Friday, January 02, 2009

Reading Between the Lines

Still working my way to full speed, but one recent news item demands comment.

Karl Rove, in a Wall Street Journal op-ed, has "debunked" the idea that George W. Bush can't--er, I mean doesn't--read, pointing out the hundreds of books the Decider has read over the past few years. Some, like the Washington Post's Richard Cohen, have pointed out how many of the books serve only to either buttress Bush's already formed opinions, or to comfort him as he contemplates his legacy as a president who leaves office only slightly more popular than oral surgery.
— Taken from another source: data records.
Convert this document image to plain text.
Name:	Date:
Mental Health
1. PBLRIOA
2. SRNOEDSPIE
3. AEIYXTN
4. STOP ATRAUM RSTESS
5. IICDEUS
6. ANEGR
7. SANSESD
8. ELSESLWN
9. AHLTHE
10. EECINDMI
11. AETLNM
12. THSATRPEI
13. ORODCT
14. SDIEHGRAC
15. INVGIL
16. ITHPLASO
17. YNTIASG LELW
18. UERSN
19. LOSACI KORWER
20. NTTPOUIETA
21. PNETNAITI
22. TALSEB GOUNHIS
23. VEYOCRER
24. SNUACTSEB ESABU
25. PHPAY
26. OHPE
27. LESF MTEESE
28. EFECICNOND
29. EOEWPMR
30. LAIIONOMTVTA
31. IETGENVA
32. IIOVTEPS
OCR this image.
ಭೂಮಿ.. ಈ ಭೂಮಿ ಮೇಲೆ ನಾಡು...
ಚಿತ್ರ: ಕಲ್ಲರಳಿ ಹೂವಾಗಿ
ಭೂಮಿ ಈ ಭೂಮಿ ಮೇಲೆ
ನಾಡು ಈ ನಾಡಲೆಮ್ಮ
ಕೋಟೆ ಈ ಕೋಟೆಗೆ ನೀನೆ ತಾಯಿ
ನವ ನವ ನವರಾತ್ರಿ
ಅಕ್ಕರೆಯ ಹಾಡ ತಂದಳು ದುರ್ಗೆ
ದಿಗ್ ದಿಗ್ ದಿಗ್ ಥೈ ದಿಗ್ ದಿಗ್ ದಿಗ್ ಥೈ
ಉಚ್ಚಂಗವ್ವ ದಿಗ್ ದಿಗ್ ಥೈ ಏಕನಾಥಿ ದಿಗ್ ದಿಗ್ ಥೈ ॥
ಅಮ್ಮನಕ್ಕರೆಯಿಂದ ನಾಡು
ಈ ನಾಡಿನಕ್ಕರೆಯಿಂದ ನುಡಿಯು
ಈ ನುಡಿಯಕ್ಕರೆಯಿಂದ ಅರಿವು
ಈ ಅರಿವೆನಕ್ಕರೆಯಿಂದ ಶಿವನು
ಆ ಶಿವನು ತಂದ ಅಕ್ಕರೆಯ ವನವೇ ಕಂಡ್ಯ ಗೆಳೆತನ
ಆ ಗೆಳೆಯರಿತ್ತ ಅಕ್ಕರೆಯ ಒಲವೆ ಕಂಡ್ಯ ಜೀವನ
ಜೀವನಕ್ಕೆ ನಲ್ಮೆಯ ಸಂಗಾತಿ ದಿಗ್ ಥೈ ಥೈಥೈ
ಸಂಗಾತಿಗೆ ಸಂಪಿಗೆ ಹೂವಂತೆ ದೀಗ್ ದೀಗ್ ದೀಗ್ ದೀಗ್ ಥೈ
They're missing the point. Why is everyone assuming Bush actually read all these books, just because Rove said so? Is it due to the extraordinarily high level of trust Rove has earned from his career of truthfulness?

We have numerous accounts, spanning many years, from people in a position to know, telling us George W. Bush isn't much of a reader. Now that it's image burnishing time, we get an opposite opinion from a man who will lie about the time of day just to keep in practice. Considering how much actual presidential work Bush has subcontracted out to subordinates, isn't it more reasonable to assume some White House functionary actually read most of these books, then wrote executive summaries for Shrub to read, the presidential equivalent of Cliff Notes? Does anyone really think a man who has to move his lips to read could cover as much literary ground as Rove claims for Bush?

Probably the same people who think Saddam Hussein helped the 9/11 terrorists and believe the Community Reinvestment Act created the housing bubble.